The story starts with an angry young man type police officer from Uttar Pradesh on his way to meet his girlfriend at the Mumbai court. She's going to be a witness in a high profile case. When he reaches the court, she gets shot in broad daylight and dies in his arms. He gets angry and locks up 7 people in a room inside the court building and takes them hostage. When the police try to negotiate he gives them 7 Hours to solve the high profile murder case. The setup may sound promising, but once you start discovering the motives of the characters you really wonder if they're all on crack. The idea is nice. The game of misdirection is a decent attempt. But once it comes down to Act 2 and 3, the movie just loses the plot.

 

 

The most inconsistent part of 7 Hours is that it tries to do too much with too many characters. Suddenly out of nowhere you're given a cuckoo contract killer who dons a dinosaur suit at birthday parties when he's not killing people. Once he wields the gun he becomes a split-personality dope head who can barely focus on the job at hand. It all sounds wonderful for a modern graphic novel.
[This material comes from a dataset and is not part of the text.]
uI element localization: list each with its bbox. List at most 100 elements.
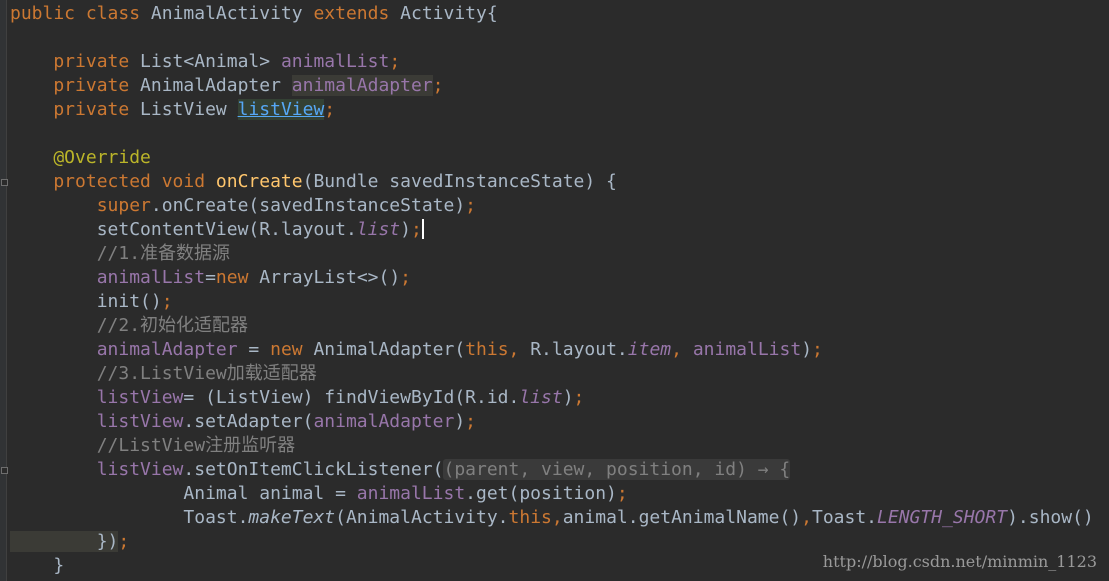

But execute such fancy ideas needs a certain cinematic panache which is totally absent in 7 Hours. The mix of humour and action just does not work out. Every time a character says something funny, they turn out looking retarded or cheap. The two young girls on the cast of 7 Hours both have similar scenes where they show off their bras and one assumes that is a misogynistic attempt to please the single-screen audience.

 

 

The performances by Shiv Pandit, Varun Badola, Vipin Sharma and Natasa Stankovic are over the top and inconsistent. Sandeepa Dhar playing the honest investigative cop is good in some scenes, but the crappy dialogue and script lets her efforts down too. The entire cast looks like they're victims of bad direction and worse writing. There's not a single reason why you can recommend 7 Hours To Go. Perhaps if the director had tried not to copy every Hollywood film he ever watched. Hollywood reruns on TV offer better prospects.